Я, — продолжал Чжоу Эньлай, — уже говорил т. Микояну, что лично я слышал лишь первую часть этих высказываний т. Малиновского, где он говорил о том, чтобы никакие Мао и Хрущевы нам не мешали. Я бы мог поступить и по-другому: ответить т. Малиновскому и продолжить наш разговор, что наверняка вызвало бы потрясение у всех присутствующих. Так должен был бы поступить на моем месте любой честный коммунист, тем более, — подчеркнул Чжоу Эньлай, — что речь идет об оскорблении нашей делегации, нашей партии, вождя китайского народа, а также и оскорблении меня лично.

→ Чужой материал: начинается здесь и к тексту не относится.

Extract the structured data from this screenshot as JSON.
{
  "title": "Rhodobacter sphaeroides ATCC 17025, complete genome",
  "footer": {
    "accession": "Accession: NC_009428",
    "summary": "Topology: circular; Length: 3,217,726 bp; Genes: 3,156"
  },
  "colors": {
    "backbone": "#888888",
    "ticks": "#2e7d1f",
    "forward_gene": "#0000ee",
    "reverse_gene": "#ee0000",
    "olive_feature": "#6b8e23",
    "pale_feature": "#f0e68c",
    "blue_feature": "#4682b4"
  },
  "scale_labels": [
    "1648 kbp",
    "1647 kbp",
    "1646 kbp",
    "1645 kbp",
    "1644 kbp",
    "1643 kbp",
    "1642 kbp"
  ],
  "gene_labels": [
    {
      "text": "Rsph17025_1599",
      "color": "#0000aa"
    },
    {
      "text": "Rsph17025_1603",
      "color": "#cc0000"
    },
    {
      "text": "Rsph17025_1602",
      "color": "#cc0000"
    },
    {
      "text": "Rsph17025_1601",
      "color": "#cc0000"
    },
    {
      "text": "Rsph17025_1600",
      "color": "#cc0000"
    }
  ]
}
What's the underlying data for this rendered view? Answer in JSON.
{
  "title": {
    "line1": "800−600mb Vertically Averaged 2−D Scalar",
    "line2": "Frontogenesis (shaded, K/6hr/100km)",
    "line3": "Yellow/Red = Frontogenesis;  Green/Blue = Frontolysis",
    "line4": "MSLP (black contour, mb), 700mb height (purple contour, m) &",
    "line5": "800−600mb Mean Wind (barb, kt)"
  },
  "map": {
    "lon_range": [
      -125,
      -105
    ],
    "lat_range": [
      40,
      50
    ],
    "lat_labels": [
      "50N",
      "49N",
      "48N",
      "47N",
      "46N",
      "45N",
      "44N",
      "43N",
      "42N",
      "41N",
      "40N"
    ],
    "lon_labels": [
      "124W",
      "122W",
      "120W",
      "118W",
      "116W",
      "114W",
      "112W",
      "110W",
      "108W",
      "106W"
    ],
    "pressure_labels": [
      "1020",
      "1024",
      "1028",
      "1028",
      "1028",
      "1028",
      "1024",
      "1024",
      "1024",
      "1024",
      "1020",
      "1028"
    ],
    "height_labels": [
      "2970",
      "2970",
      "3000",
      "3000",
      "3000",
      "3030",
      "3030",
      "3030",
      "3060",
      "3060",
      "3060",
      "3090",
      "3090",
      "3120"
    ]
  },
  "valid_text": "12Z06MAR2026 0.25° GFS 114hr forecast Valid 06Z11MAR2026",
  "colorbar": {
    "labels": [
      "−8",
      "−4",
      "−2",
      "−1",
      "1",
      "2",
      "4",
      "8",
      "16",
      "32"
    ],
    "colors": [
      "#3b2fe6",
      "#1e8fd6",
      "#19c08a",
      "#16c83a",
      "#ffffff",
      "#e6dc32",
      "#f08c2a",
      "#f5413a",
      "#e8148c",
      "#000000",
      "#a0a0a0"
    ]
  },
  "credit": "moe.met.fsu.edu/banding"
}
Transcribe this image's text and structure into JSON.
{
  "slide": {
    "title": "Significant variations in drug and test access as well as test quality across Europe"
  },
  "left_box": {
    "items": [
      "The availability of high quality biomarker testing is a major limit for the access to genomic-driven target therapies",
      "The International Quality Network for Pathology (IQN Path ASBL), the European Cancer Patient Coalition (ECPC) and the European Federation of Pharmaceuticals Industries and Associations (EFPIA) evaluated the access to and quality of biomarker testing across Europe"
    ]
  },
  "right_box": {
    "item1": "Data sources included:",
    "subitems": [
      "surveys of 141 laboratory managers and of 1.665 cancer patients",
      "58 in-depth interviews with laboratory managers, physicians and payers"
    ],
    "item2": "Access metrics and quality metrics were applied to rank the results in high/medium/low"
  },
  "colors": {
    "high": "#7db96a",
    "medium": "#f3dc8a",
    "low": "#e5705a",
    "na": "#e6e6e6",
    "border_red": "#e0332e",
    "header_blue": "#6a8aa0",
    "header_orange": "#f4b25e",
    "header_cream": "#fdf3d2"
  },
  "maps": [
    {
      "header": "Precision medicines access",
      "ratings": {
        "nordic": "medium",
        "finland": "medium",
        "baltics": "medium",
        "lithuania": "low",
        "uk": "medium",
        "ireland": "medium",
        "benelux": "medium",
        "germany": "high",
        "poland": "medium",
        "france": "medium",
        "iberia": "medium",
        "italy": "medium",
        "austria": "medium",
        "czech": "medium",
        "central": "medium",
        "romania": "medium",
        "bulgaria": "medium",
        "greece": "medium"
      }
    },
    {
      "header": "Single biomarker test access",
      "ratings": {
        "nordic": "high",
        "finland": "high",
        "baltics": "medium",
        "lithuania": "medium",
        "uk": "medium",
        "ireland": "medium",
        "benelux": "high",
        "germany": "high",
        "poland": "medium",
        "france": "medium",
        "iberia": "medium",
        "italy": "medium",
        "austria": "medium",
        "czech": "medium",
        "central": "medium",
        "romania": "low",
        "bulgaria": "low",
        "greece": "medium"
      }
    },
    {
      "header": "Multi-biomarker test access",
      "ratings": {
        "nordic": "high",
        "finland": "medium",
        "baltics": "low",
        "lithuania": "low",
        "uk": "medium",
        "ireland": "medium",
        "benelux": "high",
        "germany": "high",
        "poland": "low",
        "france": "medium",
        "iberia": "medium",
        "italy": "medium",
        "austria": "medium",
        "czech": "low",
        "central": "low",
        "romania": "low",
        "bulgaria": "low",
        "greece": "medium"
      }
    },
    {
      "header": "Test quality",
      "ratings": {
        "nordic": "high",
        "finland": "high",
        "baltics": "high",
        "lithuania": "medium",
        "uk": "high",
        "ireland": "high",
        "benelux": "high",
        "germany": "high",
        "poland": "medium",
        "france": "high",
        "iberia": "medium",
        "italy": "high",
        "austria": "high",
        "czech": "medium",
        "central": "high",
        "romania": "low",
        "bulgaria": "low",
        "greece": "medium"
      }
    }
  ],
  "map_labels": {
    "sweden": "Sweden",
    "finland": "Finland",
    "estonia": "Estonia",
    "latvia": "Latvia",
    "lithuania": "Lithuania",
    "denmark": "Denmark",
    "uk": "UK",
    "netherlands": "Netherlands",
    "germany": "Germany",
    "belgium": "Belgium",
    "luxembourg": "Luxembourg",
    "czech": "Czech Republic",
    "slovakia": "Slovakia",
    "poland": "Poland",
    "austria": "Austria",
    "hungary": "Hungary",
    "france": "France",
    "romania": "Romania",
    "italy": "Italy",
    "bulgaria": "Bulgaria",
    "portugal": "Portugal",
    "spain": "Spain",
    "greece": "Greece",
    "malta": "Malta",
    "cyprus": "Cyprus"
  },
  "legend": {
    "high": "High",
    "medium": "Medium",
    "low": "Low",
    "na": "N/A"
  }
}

Если бы я пошел на такой шаг, то с моей стороны это был бы нормальный, справедливый и необходимый поступок. Конечно, можно было бы предпринять и другой шаг — обратиться к руководящим товарищам КПСС и Советского правительства с серьезным протестом вчера же на приеме. Тогда, по-видимому, возник бы спор, т. к. возникла бы необходимость выяснить все обстоятельства на месте. Мы, как коммунисты, имели право поступить и таким образом. Однако мы не приняли этих мер, поскольку указанный инцидент имел место сразу после выступления с тостом т. Малиновского, в котором он критиковал американский империализм. Затем т. Малиновский стал обходить всех присутствующих, а я подошел к советским маршалам, чтобы предложить выпить за дружбу наших двух народов и за дружбу между нашими армиями. В этот момент т. Малиновский и выступил со своим оскорбительным провокационным заявлением. Если бы мы сразу дали ему отпор, то тем самым это явилось бы хорошей “пищей” для корреспондентов западных империалистических стран.